Fortunately both in the US and in England and many other nations people holding important positions voiced their criticism of the Pakistani barbarism. Some also e.g. Ted Kennedy visited refugee camps in West Bengal. The world first woke up to the grim tragedy by the reports of Anthony Mascarenhas, a reporter of a Pakistani news paper who was horrified to see first hand the unfolding tragedy and later wrote a book Bangladesh: A Legacy of Blood. In an article Aasha Khosla writes that Pijnacker Hordijk, representative of the United Nations High Commissioner for Refugees (UNHCR) in India, was the first to raise an alarm over an impending humanitarian crisis in India on account of the military action in East Pakistan. On March 29, 1971, he sent a message to the UNHCR headquarters in Geneva.
As per the UNHCR ‘The State of the World Refugees-2000’ report, Hordijk told the world body that within a month, nearly one million refugees had entered India, fleeing the military repression in East Pakistan. “By the end of May, the average daily influx into India was over 100,000 and had reached a total of almost four million,” the report says. Indian official reports put the daily arrivals at about 10,000-50,000 refugees.
Pushpesh Pant, historian and author, says that in 1971 India’s economy was at the verge of collapse due to the burden of the refugees. “In particular, the state of West Bengal, which had received the largest chunk of refugees, was under tremendous pressure.”

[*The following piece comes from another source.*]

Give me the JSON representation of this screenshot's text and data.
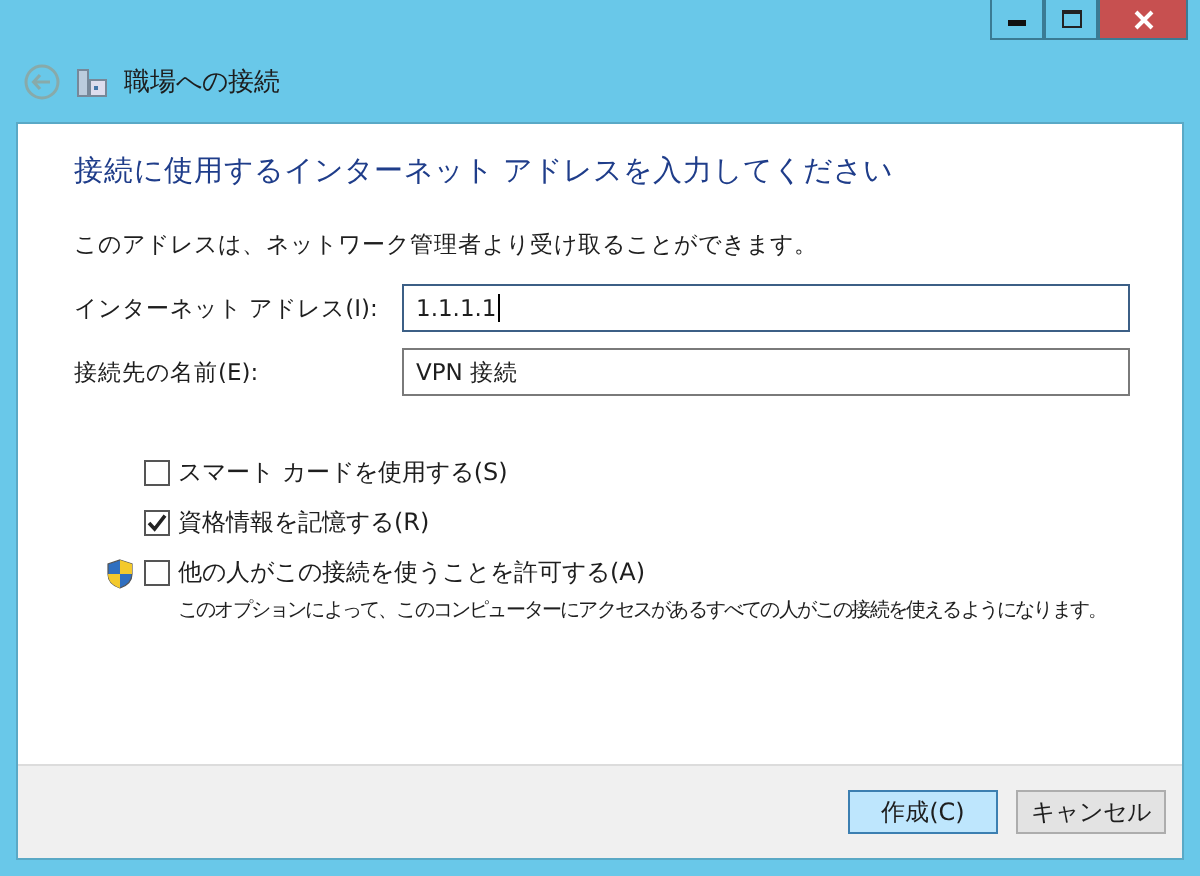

The government had to issue a special postal stamp to raise funds for the refugees. Pant, who was teaching in the Delhi university then, remembers how people called conjunctivitis the Bangladeshi eye disease, as it was first spotted in a refugee camp. “However, despite this and other social tensions, there was huge sympathy and goodwill for the refugees across India,” he recalls.
Bangladesh recognises that Indira Gandhi’s repeated remark that “the refugees would be sent back to their homes” had contributed immensely to the consolidation of Bangladesh nationalism and become a rallying point for the nascent nation that was to emerge soon.
In conclusion as it is undeniable that the Bangladesh war of liberation was fought under the leadership of the Father of the Nation Bangabandhu Sheikh Mujibur Rahman it is equally undeniable that the untiring efforts of then Prime Minister Mrs Indira Gandhi brought the liberation to a quick end. India, therefore, has a particular responsibility that Bangladesh does not feel to be placed in a position of choice between India and China.
(The writer is a former Ambassador and Secretary in Bangladesh.)